Surviving Clubhouse in the Middle Eastern market. Clubhouse comes and goes, but Yalla stays. The voice-based networking app was developed in 2016 for the Middle East and Northern Africa region by a Chinese company. It’s accumulated over 9.4 million users and is getting more with its portfolio of mobile games. In a recent interview with the Chinese tech publication 36Kr, Yalla’s founder and CEO Yang Tao reflected on what caused Clubhouse’s failure: too much emphasis on elite users and too little content moderation. As for Yalla, Yang said, “a social media and entertainment platform needs to stay away from the sensitive macro issues if it wants to survive long.”

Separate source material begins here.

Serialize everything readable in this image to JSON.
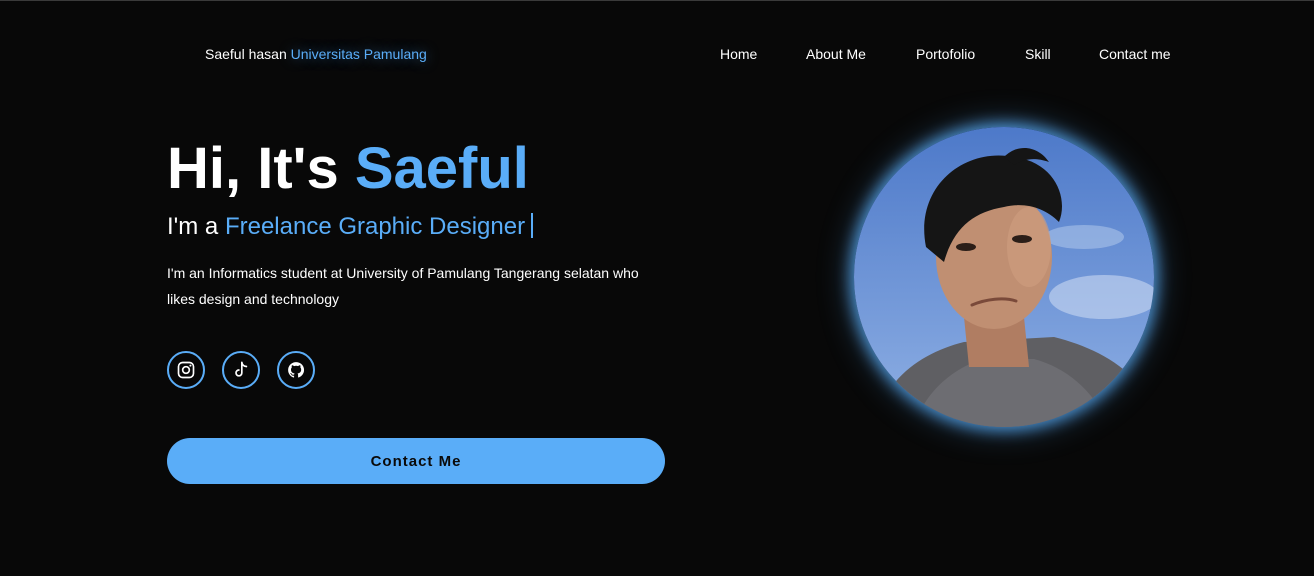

Huobi finds a new home in Singapore. China’s largest crypto exchange, Huobi, has picked Singapore to become its new Asia headquarters, Bloomberg reported Tuesday. Huobi announced its intention to fly the coop in September. As Protocol | China has reported, Chinese crypto businesses are swarming to Singapore following regulatory crackdowns at home, while the city-state is seeking to cement its role as global crypto hub.
Straight from China's web
Life is hard for virtual idols too. The increasing political risks for human influencers and the development of AR technology have culminated in a Chinese virtual idol boom. But a tick below the headline-grabbing stars, the B-list virtual idols aren’t doing all that well financially, Chinese publication Yule Yingtang reports. Those idols can end up becoming club promoters and even DJs, often selling what resembles softcore porn fantasies to young clubgoers.
China’s mobile internet gets interconnected, again. On Monday, Tencent finally announced it would open up full access to external links on WeChat, allowing users to open them in chats, after years of blocking external links from rival platforms like Alibaba. Tencent had taken an incremental link-opening revamp in the past few months, responding to regulators’ September order to remove bricks from the internal walls within China’s own (globally firewalled) internet.

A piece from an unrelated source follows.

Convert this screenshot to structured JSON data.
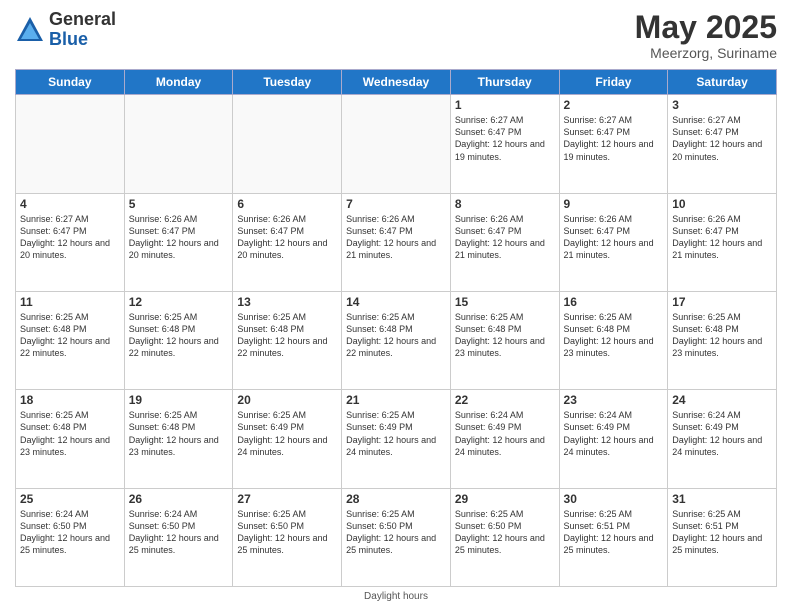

Douyin doubles down on China’s tutoring ban. Less than four months after China’s abrupt ban on after-school academic tutoring, Chinese social and ecommerce platforms have amended their rules to comply with Beijing’s strict requirements, with Douyin being the latest. The short-video platform published new rules Nov. 19 banning any video selling tutoring services for children. According to Chinese publication Caixin, similar services or videos are also nowhere to be found on other platforms like Taobao, JD and Kuaishou.
Hoped for better Black Friday sales?
You should have tried praying to the god Bezos. Chinese Amazon sellers have had a bad year, with hundreds of them banned from the online marketplace for customer review fraud. No wonder, then, that China’s internet recently featured viral images that mixed traditional, IRL tributes to the God of Wealth with pics of Jeff Bezos. The result: images showing tables full of incense, food and beverages in front of a portrait of Amazon’s founder.